Che cosa accade nel caso in cui il singolo condomino, contro il quale il terzo creditore abbia agito per l’intero debito, abbia effettivamente pagato l’intero?
Cass. Civ. Sez. II, 9 gennaio 2017, n. 199 (che non ha fatto applicazione, ratione temporis, della garanzia rappresentata dal beneficio ex art. 63 disp. att. cod. civ. di previa escussione dei condòmini morosi a favore dei condòmini virtuosi) ha affermato che “(…) dovendosi escludere che l’obbligo di contribuzione alle spese si connoti verso il terzo creditore come rapporto unico con più debitori, ovvero come obbligazione solidale per l’intero in senso proprio, al condomino (…) che abbia versato nelle mani dell’appaltatore l’intero prezzo dei lavori, non può accordarsi (allo scopo di vedersi rimborsato) un diritto di regresso nei confronti degli altri condòmini – sia pur limitatamente alla quota millesimale dovuta da ciascuno di essi – ex art. 1299 cod. civ., né la surrogazione legale ex art. 1203, n. 3, cod. civ., sussistendo – al più – una legittimazione ad agire per ottenere l’indennizzo da ingiustificato arricchimento, stante il vantaggio economico ricevuto dagli altri condòmini”.
Viene dunque negato, in capo al condomino che abbia pagato l’intero, il diritto di regresso nei confronti degli altri condòmini, in quanto viene rifiutata la configurabilità di un unico rapporto obbligatorio intercorrente tra il terzo creditore ed i condòmini. L’intreccio dei vincoli obbligatori, dunque, non viene ricondotto alla figura della c.d. obbligazione soggettivamente complessa dal lato passivo stricto sensu, nella quale più debitori sono tenuti alla medesima unica prestazione nei confronti del creditore in forza del medesimo unico fatto generatore (questa è la struttura dell’obbligazione, aspetto del tutto distinto è la sua attuazione, che può essere solidale o parziaria); si ipotizza piuttosto l’esistenza di tanti rapporti obbligatori quanti sono i condòmini, intercorrenti tutti, nei lati attivi, con il terzo creditore.
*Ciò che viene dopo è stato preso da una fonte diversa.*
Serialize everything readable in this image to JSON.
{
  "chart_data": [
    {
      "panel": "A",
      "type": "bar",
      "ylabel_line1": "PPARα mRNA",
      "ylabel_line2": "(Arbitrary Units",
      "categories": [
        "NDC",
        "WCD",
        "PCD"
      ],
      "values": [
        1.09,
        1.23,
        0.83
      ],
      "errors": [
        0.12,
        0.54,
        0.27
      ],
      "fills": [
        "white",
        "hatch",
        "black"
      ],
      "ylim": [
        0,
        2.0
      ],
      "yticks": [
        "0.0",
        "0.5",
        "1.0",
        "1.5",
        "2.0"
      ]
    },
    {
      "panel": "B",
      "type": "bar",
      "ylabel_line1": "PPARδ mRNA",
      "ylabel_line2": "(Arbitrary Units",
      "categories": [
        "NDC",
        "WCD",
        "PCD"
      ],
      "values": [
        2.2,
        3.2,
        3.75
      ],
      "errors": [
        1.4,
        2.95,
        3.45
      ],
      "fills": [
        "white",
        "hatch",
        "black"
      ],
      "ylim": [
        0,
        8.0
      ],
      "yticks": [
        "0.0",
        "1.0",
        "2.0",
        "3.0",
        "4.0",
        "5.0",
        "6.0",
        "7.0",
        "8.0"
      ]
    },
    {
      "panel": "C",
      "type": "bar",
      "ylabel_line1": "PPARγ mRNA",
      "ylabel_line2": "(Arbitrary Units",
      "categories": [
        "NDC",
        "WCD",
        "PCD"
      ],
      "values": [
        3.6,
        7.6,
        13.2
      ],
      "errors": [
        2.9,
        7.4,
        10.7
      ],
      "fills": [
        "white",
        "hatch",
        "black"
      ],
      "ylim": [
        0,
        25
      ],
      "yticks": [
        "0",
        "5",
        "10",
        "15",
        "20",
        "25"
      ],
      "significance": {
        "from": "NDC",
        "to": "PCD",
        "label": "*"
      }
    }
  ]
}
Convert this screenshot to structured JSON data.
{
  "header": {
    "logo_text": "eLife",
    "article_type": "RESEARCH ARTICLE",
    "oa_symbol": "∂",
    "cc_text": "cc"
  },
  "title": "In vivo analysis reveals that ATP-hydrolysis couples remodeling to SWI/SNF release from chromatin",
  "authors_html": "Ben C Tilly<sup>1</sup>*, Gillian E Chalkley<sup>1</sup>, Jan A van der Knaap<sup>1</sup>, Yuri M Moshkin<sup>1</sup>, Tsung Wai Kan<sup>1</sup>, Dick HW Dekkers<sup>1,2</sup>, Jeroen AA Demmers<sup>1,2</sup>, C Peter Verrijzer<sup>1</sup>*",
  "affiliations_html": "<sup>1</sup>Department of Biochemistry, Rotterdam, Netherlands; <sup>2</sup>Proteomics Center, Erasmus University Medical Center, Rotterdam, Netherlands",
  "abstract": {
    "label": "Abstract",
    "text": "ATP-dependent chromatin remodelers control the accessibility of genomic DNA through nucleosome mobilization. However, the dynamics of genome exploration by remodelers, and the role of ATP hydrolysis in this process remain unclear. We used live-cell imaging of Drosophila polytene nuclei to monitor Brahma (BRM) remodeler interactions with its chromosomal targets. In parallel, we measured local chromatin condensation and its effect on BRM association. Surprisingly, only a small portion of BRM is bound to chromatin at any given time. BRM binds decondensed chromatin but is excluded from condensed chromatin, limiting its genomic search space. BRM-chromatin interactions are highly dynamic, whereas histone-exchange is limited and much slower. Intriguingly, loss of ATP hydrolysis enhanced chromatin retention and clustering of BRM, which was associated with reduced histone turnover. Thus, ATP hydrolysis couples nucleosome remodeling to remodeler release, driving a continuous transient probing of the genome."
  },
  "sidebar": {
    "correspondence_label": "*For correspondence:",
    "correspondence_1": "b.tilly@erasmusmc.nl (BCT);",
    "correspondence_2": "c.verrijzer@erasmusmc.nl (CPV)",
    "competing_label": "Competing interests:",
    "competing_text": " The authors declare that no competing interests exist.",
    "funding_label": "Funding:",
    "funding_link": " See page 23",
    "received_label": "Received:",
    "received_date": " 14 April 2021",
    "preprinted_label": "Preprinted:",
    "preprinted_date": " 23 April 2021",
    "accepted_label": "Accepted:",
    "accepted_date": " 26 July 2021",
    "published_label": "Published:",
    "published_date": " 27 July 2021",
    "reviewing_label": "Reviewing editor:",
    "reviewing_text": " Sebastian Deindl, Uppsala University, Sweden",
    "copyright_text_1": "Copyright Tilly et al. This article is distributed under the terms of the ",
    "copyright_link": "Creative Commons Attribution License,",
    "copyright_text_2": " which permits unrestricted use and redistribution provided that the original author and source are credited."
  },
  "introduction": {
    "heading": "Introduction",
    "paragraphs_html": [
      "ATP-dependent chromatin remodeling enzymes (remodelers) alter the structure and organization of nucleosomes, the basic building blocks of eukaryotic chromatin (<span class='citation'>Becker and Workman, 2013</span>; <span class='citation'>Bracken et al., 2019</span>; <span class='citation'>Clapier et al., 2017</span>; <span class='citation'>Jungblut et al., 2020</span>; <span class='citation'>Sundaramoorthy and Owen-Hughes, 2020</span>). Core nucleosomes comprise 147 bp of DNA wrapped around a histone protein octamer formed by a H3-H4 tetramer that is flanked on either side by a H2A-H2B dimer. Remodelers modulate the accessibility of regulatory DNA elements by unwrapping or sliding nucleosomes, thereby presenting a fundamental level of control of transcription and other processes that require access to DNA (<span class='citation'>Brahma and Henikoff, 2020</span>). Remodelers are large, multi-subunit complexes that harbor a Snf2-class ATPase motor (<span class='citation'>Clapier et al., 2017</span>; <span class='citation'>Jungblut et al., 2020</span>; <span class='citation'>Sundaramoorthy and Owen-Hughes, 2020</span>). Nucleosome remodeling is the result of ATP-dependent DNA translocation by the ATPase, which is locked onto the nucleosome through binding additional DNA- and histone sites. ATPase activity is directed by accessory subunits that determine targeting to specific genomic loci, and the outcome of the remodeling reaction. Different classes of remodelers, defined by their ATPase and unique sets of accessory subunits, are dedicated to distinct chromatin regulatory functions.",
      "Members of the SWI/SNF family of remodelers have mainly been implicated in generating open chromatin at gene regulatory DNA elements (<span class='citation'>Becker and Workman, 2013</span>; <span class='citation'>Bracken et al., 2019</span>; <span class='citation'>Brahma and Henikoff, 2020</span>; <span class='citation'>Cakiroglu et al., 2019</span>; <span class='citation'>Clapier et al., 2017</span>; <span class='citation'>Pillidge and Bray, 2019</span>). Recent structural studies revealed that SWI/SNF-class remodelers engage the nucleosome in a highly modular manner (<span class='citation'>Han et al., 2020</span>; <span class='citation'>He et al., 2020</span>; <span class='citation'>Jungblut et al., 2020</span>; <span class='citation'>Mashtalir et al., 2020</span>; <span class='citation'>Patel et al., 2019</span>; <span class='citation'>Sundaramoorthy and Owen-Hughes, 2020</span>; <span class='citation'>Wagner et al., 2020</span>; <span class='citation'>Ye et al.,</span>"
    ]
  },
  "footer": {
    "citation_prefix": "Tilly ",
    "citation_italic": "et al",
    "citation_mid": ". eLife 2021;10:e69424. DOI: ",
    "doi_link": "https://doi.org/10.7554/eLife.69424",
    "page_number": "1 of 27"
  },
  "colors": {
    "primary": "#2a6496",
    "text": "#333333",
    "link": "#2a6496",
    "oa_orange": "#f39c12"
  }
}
Questa ricostruzione è ribadita da Cass. Civ., Sez. VI, 11 agosto 2017, n. 20073: “L’obbligazione per l’esecuzione di lavori inerenti parti comuni assunta dall’amministratore del condominio nei confronti dell’appaltatore, si imputa ai singoli componenti nelle proporzioni stabilite dall’art. 1123 cod. civ., trovando applicazione il principio della parziarietà. Ciò posto, (nel regime antecedente alla garanzia ex art. 63, comma 2, att. cod. civ., introdotta dalla legge 11 dicembre 2012, n. 220), al condomino che – minacciato di esecuzione forzata – abbia pagato per intero il debito contratto dal condominio non può accordarsi alcun diritto di regresso, ex art. 1299 cod. civ., né per l’intera somma dovuta dal condominio, né nei confronti degli altri condòmini, sia pur limitatamente alla quota millesimale dovuta da ciascuno di essi; né gli può essere consentito di avvalersi della surrogazione legale, in forza dell’art. 1203, n. 3, cod. civ.. Semmai, il condomino che si è fatto carico dell’intero debito potrà agire nei confronti degli altri singoli partecipanti per ottenere l’indennizzo da ingiustificato arricchimento, stante il vantaggio economico ricevuto dagli altri condòmini“.